[Code2Text] Unable to start training even with batch size 1 for large custom dataset on colab

microsoft / CodeXGLUE

CodeXGLUE

MIT License

1.55k stars 366 forks source link

[Code2Text] Unable to start training even with batch size 1 for large custom dataset on colab #45

Closed Manas-Embold closed 3 years ago

Manas-Embold commented 3 years ago

Hi There I am working on code2text problem, i have created my own dataset for javascript code, comment pairs in ".jsonl" format with 5 lakhs+ datapoints. However, i am unable to start training on P100 google colab GPU (with 16GB VRam) even with batch size 1 due to memory issues.

In case, i reduce the datapoints in range of 2.5 lakhs from original 5 lakhs, i am able to start training.

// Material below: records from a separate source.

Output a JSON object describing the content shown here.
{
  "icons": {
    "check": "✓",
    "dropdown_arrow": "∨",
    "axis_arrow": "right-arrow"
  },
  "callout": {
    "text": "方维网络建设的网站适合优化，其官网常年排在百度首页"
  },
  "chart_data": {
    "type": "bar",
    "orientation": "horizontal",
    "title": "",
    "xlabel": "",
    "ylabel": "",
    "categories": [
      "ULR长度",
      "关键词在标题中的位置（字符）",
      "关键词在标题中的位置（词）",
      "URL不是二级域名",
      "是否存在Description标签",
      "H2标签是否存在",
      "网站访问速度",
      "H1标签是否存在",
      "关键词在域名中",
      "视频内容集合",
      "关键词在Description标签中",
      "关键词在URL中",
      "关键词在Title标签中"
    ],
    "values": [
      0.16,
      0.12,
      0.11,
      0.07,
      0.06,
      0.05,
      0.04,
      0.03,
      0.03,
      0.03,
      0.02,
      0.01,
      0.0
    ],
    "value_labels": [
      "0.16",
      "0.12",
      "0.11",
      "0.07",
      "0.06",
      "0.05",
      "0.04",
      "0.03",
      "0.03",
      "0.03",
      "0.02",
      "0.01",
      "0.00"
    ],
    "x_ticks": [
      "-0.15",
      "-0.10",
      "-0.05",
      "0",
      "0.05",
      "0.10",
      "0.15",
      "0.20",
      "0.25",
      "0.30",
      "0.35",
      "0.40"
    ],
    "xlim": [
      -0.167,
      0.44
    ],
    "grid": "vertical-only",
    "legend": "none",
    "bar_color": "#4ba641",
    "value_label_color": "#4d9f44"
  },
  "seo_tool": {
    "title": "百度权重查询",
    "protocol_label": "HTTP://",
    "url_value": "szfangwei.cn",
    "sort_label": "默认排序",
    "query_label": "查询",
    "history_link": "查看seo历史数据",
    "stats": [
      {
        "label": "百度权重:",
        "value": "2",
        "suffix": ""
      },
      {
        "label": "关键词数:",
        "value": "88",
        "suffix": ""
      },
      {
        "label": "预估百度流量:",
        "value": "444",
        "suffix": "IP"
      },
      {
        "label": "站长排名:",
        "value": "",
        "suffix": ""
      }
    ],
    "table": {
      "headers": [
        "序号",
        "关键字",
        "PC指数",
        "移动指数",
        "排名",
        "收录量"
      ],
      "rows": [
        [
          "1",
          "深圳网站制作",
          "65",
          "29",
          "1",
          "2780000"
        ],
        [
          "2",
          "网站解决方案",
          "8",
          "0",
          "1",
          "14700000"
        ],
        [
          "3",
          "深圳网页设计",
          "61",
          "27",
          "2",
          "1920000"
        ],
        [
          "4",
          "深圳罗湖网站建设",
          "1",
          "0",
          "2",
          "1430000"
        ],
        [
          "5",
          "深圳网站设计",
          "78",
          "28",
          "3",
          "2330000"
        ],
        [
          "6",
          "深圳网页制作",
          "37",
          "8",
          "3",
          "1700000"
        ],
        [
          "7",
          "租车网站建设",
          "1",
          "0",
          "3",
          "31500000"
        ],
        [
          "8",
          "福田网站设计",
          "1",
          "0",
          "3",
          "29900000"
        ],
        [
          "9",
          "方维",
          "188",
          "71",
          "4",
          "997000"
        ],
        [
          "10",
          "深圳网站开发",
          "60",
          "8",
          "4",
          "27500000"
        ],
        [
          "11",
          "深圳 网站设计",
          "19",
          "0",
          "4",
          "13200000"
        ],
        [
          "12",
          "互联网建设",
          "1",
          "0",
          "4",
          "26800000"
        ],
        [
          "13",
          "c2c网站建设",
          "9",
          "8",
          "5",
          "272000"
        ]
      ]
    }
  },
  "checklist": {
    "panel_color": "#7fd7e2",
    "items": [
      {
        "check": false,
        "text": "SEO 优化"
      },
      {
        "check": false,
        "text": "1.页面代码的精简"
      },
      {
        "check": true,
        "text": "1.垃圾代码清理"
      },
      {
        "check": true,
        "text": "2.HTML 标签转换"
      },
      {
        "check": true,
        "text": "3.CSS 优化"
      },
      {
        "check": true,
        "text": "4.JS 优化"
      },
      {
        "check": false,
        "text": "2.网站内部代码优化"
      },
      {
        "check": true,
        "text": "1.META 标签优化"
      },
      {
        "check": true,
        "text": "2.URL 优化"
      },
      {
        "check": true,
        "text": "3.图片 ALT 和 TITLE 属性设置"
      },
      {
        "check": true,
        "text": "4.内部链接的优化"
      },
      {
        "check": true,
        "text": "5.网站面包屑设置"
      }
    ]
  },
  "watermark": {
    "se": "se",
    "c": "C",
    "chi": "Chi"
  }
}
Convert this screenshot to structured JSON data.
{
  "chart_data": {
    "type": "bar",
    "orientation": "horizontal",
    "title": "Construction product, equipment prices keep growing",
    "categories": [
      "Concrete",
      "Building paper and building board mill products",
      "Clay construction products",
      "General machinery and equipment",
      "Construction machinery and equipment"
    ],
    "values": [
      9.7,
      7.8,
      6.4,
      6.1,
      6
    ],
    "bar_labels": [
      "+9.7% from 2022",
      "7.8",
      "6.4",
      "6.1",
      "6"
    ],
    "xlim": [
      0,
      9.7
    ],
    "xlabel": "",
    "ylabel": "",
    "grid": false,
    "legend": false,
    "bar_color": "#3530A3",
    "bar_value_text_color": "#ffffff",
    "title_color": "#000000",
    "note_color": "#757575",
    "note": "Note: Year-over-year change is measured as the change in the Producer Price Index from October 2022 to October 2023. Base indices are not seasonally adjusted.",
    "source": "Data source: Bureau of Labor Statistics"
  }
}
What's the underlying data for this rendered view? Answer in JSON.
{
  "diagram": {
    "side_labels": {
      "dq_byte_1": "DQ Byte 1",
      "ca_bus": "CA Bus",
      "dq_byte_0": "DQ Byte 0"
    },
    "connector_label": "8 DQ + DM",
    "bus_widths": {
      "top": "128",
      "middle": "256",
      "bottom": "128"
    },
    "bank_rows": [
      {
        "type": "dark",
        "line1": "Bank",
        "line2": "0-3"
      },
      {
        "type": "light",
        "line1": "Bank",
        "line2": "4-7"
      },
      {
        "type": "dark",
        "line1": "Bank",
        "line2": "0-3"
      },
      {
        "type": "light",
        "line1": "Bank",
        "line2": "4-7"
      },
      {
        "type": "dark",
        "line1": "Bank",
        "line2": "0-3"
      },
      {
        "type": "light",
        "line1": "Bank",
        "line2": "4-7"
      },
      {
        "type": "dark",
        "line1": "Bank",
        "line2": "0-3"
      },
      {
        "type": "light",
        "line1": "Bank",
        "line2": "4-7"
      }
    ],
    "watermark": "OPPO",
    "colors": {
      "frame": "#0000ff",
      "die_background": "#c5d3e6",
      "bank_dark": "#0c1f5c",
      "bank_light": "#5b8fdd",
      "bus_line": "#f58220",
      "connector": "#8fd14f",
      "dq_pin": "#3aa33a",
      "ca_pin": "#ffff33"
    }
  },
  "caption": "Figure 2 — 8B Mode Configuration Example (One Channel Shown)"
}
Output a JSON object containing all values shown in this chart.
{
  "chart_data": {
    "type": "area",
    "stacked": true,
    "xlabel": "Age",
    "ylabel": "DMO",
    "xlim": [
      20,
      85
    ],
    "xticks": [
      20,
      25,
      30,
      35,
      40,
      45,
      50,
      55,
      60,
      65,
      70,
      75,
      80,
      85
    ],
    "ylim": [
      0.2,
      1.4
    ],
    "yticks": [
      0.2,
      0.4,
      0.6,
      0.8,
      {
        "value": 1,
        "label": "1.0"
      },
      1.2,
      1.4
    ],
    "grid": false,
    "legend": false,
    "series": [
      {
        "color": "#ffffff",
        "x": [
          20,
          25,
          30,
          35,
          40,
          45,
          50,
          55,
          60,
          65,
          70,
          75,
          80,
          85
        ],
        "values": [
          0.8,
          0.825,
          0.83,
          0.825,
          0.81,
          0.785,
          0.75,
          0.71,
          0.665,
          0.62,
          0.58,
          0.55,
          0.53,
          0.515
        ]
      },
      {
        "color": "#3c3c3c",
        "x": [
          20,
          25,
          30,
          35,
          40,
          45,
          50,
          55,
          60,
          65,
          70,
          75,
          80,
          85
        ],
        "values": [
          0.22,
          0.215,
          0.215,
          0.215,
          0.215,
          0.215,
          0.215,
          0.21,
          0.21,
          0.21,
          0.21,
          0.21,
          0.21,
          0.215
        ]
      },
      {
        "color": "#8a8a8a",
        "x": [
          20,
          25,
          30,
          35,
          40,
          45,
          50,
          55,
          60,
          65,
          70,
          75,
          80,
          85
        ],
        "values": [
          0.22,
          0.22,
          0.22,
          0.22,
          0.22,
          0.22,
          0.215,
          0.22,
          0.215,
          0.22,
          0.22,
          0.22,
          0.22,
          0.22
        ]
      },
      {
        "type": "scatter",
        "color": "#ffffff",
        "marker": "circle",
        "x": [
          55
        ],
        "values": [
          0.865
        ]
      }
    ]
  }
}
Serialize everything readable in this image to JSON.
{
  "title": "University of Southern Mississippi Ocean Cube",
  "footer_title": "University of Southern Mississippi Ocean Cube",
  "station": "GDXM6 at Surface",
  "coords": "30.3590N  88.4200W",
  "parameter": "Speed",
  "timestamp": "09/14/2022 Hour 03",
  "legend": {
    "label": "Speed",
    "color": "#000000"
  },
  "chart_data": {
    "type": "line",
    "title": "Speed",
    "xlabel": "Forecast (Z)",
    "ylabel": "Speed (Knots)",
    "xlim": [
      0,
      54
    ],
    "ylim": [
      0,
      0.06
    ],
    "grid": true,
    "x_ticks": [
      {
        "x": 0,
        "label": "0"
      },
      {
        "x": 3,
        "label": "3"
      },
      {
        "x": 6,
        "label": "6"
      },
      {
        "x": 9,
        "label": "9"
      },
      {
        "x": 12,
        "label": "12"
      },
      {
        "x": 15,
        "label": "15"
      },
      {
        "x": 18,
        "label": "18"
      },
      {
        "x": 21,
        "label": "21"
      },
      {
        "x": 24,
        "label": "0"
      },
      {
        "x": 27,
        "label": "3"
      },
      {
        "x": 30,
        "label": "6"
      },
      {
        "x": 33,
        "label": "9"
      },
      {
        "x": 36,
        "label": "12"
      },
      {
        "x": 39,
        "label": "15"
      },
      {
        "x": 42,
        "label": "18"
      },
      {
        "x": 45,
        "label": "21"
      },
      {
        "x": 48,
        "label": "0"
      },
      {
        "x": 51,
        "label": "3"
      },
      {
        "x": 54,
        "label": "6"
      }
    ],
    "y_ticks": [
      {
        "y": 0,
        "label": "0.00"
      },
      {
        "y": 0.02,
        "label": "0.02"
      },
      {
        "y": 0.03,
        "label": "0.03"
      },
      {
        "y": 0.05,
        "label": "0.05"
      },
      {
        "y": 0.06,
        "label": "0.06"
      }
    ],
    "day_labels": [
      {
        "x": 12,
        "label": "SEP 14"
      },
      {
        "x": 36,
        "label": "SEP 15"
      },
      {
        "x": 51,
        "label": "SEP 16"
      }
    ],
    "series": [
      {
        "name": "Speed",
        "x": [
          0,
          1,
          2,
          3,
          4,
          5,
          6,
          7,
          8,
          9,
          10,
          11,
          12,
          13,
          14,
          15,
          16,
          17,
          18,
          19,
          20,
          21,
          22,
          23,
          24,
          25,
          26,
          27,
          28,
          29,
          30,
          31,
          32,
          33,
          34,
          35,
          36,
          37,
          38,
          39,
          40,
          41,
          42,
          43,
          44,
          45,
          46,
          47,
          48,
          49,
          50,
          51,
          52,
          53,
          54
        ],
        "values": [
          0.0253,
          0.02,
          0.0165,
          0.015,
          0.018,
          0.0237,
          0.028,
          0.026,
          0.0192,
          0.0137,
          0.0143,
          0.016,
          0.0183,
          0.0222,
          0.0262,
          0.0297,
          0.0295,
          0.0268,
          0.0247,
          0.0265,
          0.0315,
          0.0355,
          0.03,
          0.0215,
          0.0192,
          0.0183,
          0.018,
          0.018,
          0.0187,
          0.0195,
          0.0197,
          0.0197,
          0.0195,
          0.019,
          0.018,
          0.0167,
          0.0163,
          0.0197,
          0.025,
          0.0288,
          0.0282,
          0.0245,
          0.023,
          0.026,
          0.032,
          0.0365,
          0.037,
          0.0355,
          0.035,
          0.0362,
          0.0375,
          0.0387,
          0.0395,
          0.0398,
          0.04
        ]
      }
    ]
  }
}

Any thoughts which step in code consumes so much memory and training couldn't start even with batch size 1 as i want to train on entire 5 lakh files on google colab.

guody5 commented 3 years ago

If you use the same setting as the repo (i.e. source_length=256 and target_length=128), you should be able to run the code2text model with batch size = 16 on one P100.

However, according to your description, you should check whether your CPU memory can store all 5 lakhs datapoints.

Manas-Embold commented 3 years ago

I am using same settings, except that i have more data points. If i take a subset of 2.5 lakh data points, training starts, however for 5 lakh+ files, it just quits with some memory allocation issue.

I think it is taking memory at "converting examples to features" step.

guody5 commented 3 years ago

yes. One suggestion is to remove source_mask and target_mask. You can use source_ids.ne(1) and target_ids.ne(1) to obtain source_mask and target_mask, which can save a half of memory.

Manas-Embold commented 3 years ago

Can you suggest the line number in code and will it have any impact on training ? Just want to be super sure on what i need to change and if it would have any impact.

guody5 commented 3 years ago

you just need to remove all source_mask and target_mask variables. And replace them with source_ids.ne(1) and target_ids.ne(1), respectively. It would not have any impact. Since source_mask=source_ids.ne(1) and target_mask=target_ids.ne(1), removing source_mask and target_mask variables will save memory.